A essa altura, não é nenhuma surpresa que o cinema do grego Yorgos Lanthimos possa ser definido como de estranhamentos. Desde Dente Canino, que colocou seu nome no mapa, até O sacrifício do cervo sagrado, com resultados díspares, o cineasta deturpa o mundo como o conhecemos para, assim, escancarar algo de sombrio sobre a condição humana, que gostaríamos que fosse varrido para debaixo do tapete. Em A favorita, seu filme mais acessível até agora, não é diferente. Com uma trama de época, aborda a disputa de poder e do papel da mulher neste jogo.
O longa teve 10 indicações ao Oscar (entre elas, melhor filme, diretor e roteiro), foi duplamente premiado no Festival de Veneza 2018, com o Grande Prêmio do Júri e o Copa Volpi de atriz para Olivia Colman (ganhadora do Oscar e do Globo de Ouro), uma grande atriz inglesa que, finalmente, parece estar recebendo a atenção que merece. Em A favorita, ela interpreta a rainha Anne, famosa, principalmente, por unir a Inglaterra e a Escócia como Grã-Bretanha. Mas não é bem essa história oficial que interessa ao diretor e aos roteiristas, Deborah Davis e o dramaturgo australiano Tony McNamara, que transformam a trama numa versão de A malvada (com toques de Barry Lyndon) na corte inglesa do começo do século XVIII.
Lady Sarah Churchill (Rachel Weisz) é a favorita da rainha na corte. Amigas bem próximas, a jovem é capaz, de maneira quase imperceptível, de influenciar nas decisões reais e até no futuro da guerra contra a França, na qual seu marido, Lord Marlborough (Mark Gatiss), luta. Ela dispõe de uma posição privilegiada, com acesso irrestrito aos aposentos da monarca. Tudo vai bem até a chegada de Abigail Masham (Emma Stone), prima de Sarah, com quem disputará o título de “a favorita”.
As intrigas palacianas, que beiram a luta na lama pela atenção de Anne, dão um tom de humor ao filme. Mas, a cada disputa entre Lady Sarah e Abigail – vale dizer, figuras reais –, o longa torna-se mais grotesco, assumindo ares de um terror psicológico. Nesse sentido, Lanthimos investiga o papel da mulher – desde a monarca até a matriarca, passando pelas pequenas intrigas necessárias e uma potente influência silenciosa – naquele momento que, de certa forma, molda elementos que persistem até hoje.

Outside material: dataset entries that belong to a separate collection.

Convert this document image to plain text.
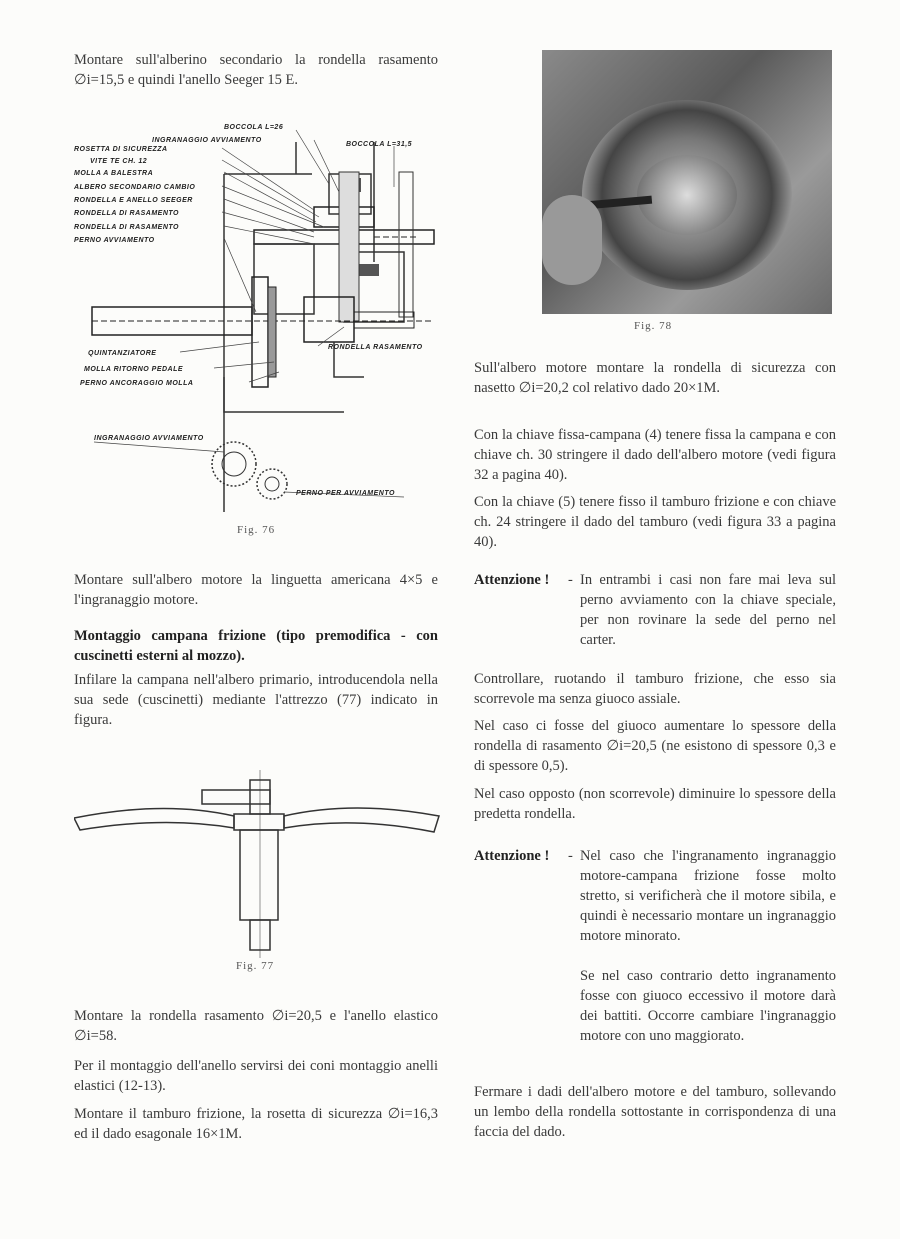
Montare sull'alberino secondario la rondella rasamento ∅i=15,5 e quindi l'anello Seeger 15 E.

BOCCOLA L=26
INGRANAGGIO AVVIAMENTO
BOCCOLA L=31,5
ROSETTA DI SICUREZZA
VITE TE CH. 12
MOLLA A BALESTRA
ALBERO SECONDARIO CAMBIO
RONDELLA E ANELLO SEEGER
RONDELLA DI RASAMENTO
RONDELLA DI RASAMENTO
PERNO AVVIAMENTO
QUINTANZIATORE
MOLLA RITORNO PEDALE
PERNO ANCORAGGIO MOLLA
RONDELLA RASAMENTO
INGRANAGGIO AVVIAMENTO
PERNO PER AVVIAMENTO
Fig. 76

Montare sull'albero motore la linguetta americana 4×5 e l'ingranaggio motore.

Montaggio campana frizione (tipo premodifica - con cuscinetti esterni al mozzo).

Infilare la campana nell'albero primario, introducendola nella sua sede (cuscinetti) mediante l'attrezzo (77) indicato in figura.

Fig. 77

Montare la rondella rasamento ∅i=20,5 e l'anello elastico ∅i=58.

Per il montaggio dell'anello servirsi dei coni montaggio anelli elastici (12-13).

Montare il tamburo frizione, la rosetta di sicurezza ∅i=16,3 ed il dado esagonale 16×1M.

Fig. 78

Sull'albero motore montare la rondella di sicurezza con nasetto ∅i=20,2 col relativo dado 20×1M.

Con la chiave fissa-campana (4) tenere fissa la campana e con chiave ch. 30 stringere il dado dell'albero motore (vedi figura 32 a pagina 40).

Con la chiave (5) tenere fisso il tamburo frizione e con chiave ch. 24 stringere il dado del tamburo (vedi figura 33 a pagina 40).

Attenzione ! - In entrambi i casi non fare mai leva sul perno avviamento con la chiave speciale, per non rovinare la sede del perno nel carter.

Controllare, ruotando il tamburo frizione, che esso sia scorrevole ma senza giuoco assiale.

Nel caso ci fosse del giuoco aumentare lo spessore della rondella di rasamento ∅i=20,5 (ne esistono di spessore 0,3 e di spessore 0,5).

Nel caso opposto (non scorrevole) diminuire lo spessore della predetta rondella.

Attenzione ! - Nel caso che l'ingranamento ingranaggio motore-campana frizione fosse molto stretto, si verificherà che il motore sibila, e quindi è necessario montare un ingranaggio motore minorato.
Se nel caso contrario detto ingranamento fosse con giuoco eccessivo il motore darà dei battiti. Occorre cambiare l'ingranaggio motore con uno maggiorato.

Fermare i dadi dell'albero motore e del tamburo, sollevando un lembo della rondella sottostante in corrispondenza di una faccia del dado.
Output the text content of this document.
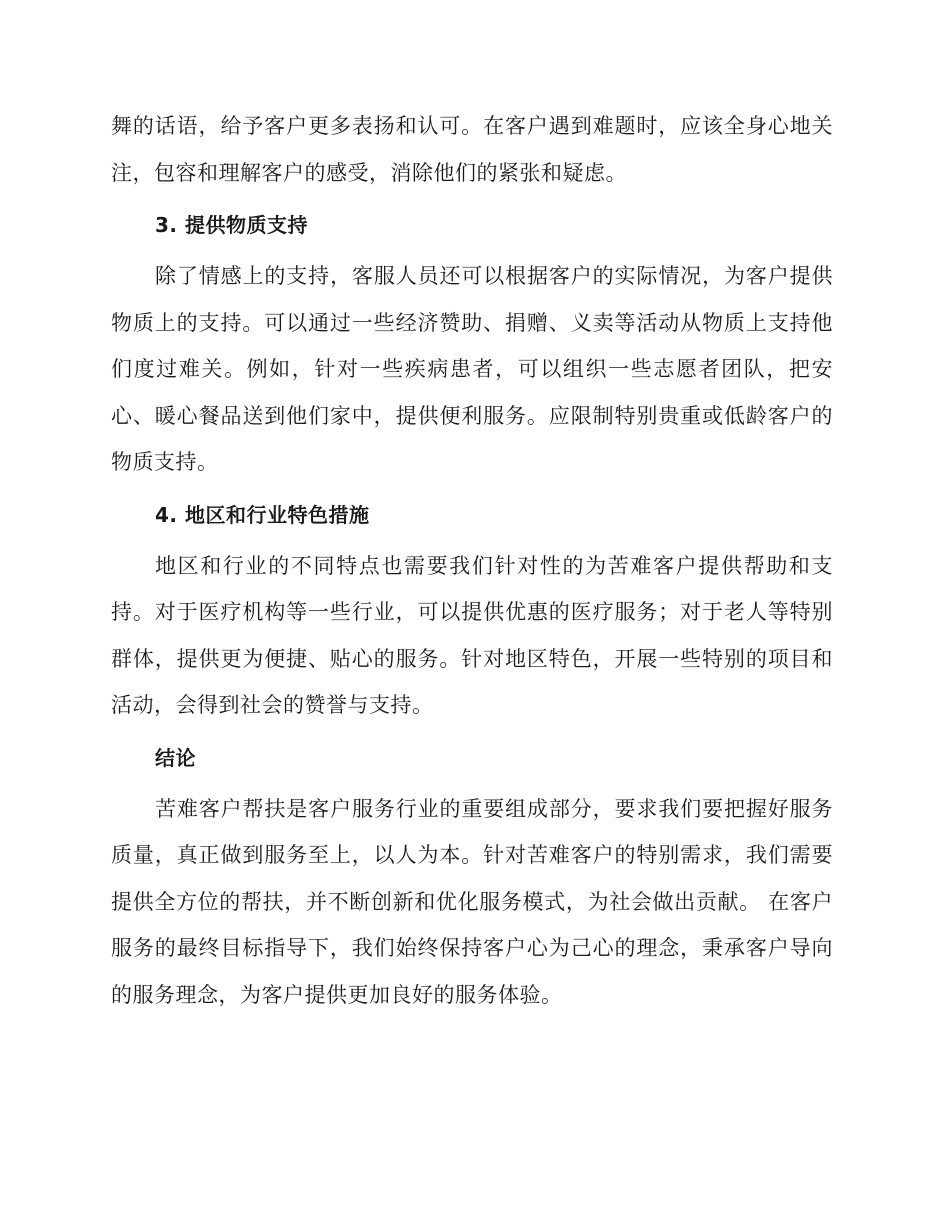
舞的话语，给予客户更多表扬和认可。在客户遇到难题时，应该全身心地关注，包容和理解客户的感受，消除他们的紧张和疑虑。

3. 提供物质支持

除了情感上的支持，客服人员还可以根据客户的实际情况，为客户提供物质上的支持。可以通过一些经济赞助、捐赠、义卖等活动从物质上支持他们度过难关。例如，针对一些疾病患者，可以组织一些志愿者团队，把安心、暖心餐品送到他们家中，提供便利服务。应限制特别贵重或低龄客户的物质支持。

4. 地区和行业特色措施

地区和行业的不同特点也需要我们针对性的为苦难客户提供帮助和支持。对于医疗机构等一些行业，可以提供优惠的医疗服务；对于老人等特别群体，提供更为便捷、贴心的服务。针对地区特色，开展一些特别的项目和活动，会得到社会的赞誉与支持。

结论

苦难客户帮扶是客户服务行业的重要组成部分，要求我们要把握好服务质量，真正做到服务至上，以人为本。针对苦难客户的特别需求，我们需要提供全方位的帮扶，并不断创新和优化服务模式，为社会做出贡献。 在客户服务的最终目标指导下，我们始终保持客户心为己心的理念，秉承客户导向的服务理念，为客户提供更加良好的服务体验。
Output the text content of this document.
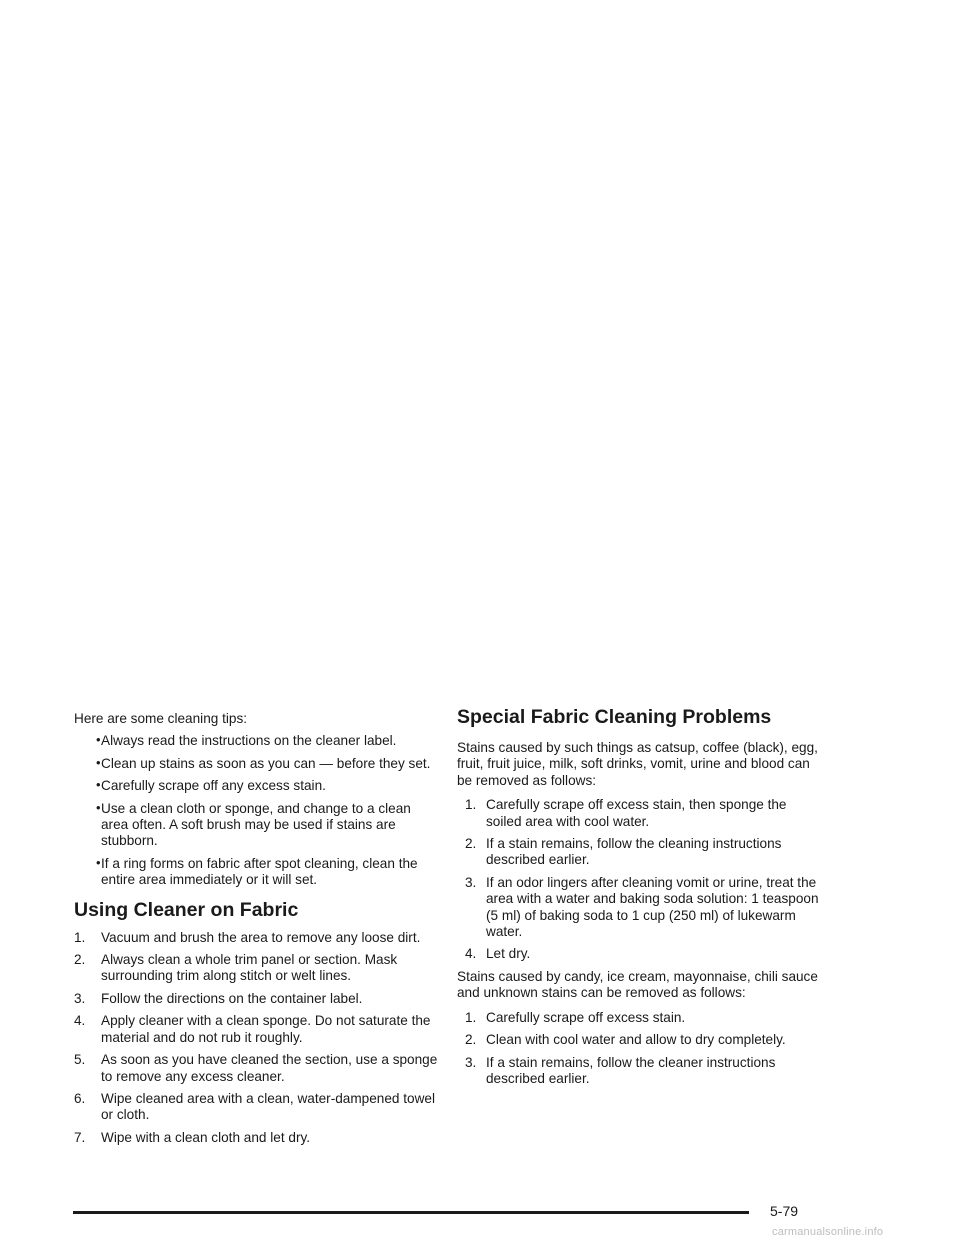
Here are some cleaning tips:

• Always read the instructions on the cleaner label.
• Clean up stains as soon as you can — before they set.
• Carefully scrape off any excess stain.
• Use a clean cloth or sponge, and change to a clean area often. A soft brush may be used if stains are stubborn.
• If a ring forms on fabric after spot cleaning, clean the entire area immediately or it will set.
Using Cleaner on Fabric
1. Vacuum and brush the area to remove any loose dirt.
2. Always clean a whole trim panel or section. Mask surrounding trim along stitch or welt lines.
3. Follow the directions on the container label.
4. Apply cleaner with a clean sponge. Do not saturate the material and do not rub it roughly.
5. As soon as you have cleaned the section, use a sponge to remove any excess cleaner.
6. Wipe cleaned area with a clean, water-dampened towel or cloth.
7. Wipe with a clean cloth and let dry.
Special Fabric Cleaning Problems

Stains caused by such things as catsup, coffee (black), egg, fruit, fruit juice, milk, soft drinks, vomit, urine and blood can be removed as follows:

1. Carefully scrape off excess stain, then sponge the soiled area with cool water.
2. If a stain remains, follow the cleaning instructions described earlier.
3. If an odor lingers after cleaning vomit or urine, treat the area with a water and baking soda solution: 1 teaspoon (5 ml) of baking soda to 1 cup (250 ml) of lukewarm water.
4. Let dry.

Stains caused by candy, ice cream, mayonnaise, chili sauce and unknown stains can be removed as follows:

1. Carefully scrape off excess stain.
2. Clean with cool water and allow to dry completely.
3. If a stain remains, follow the cleaner instructions described earlier.
5-79
carmanualsonline.info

Weisz e Stone dominam a cena na disputa pelo papel-título. Suas personagens são ácidas, dissimuladas, e as duas atrizes, no ponto alto de suas carreiras, valem-se de diálogos cortantes. Mas, numa outra chave, o filme é de Colman. Anne transita entre o bufão e o terno. Com a saúde cada vez mais debilitada, ela se torna quase uma figura decorativa no poder, sendo marionete especialmente de Sarah e posteriormente de Abigail, que a usam tanto para interesses pessoais quanto políticos. Há algo de bizarro na personagem da rainha, que mantém 17 coelhos de estimação em seu quarto – um fato que, quando revelada a razão, na metade do filme, é de partir o coração.
Tecnicamente, o filme é impressionante. A direção de arte e cenografia transitam entre a claustrofobia da corte e a natureza, seja num campo aberto onde Sarah e Abigail passam o tempo atirando em aves, ou na floresta. A trilha sonora combina desde clássicos – como Haendel, Bach, Purcell e Vivaldi – até experimentos modernistas e música eletrônica, em sintonia com o clima de estranhamentos típico da obra do diretor. Mas é na fotografia, assinada pelo irlandês Robbie Ryan (constante colaborador de Ken Loach e Andrea Arnold), que A favorita se supera. A câmera flui como um fantasma que acompanha as personagens; os movimentos inesperados causam desestabilidade tanto da cena, quanto do olhar do público – novamente, sincronizado com o mal-estar que o filme tende a criar.
A favorita, em sua conclusão, nos faz questionar sobre os percalços do poder – suas dores e alegrias –, suas disputas e tudo o que vem junto. O poder corrompe ou o ser humano é corrompido por natureza? É uma pergunta complexa que Lanthimos, obviamente, não quer responder, mas sua trama e personagens ilustram bem alguns pontos dessa narrativa.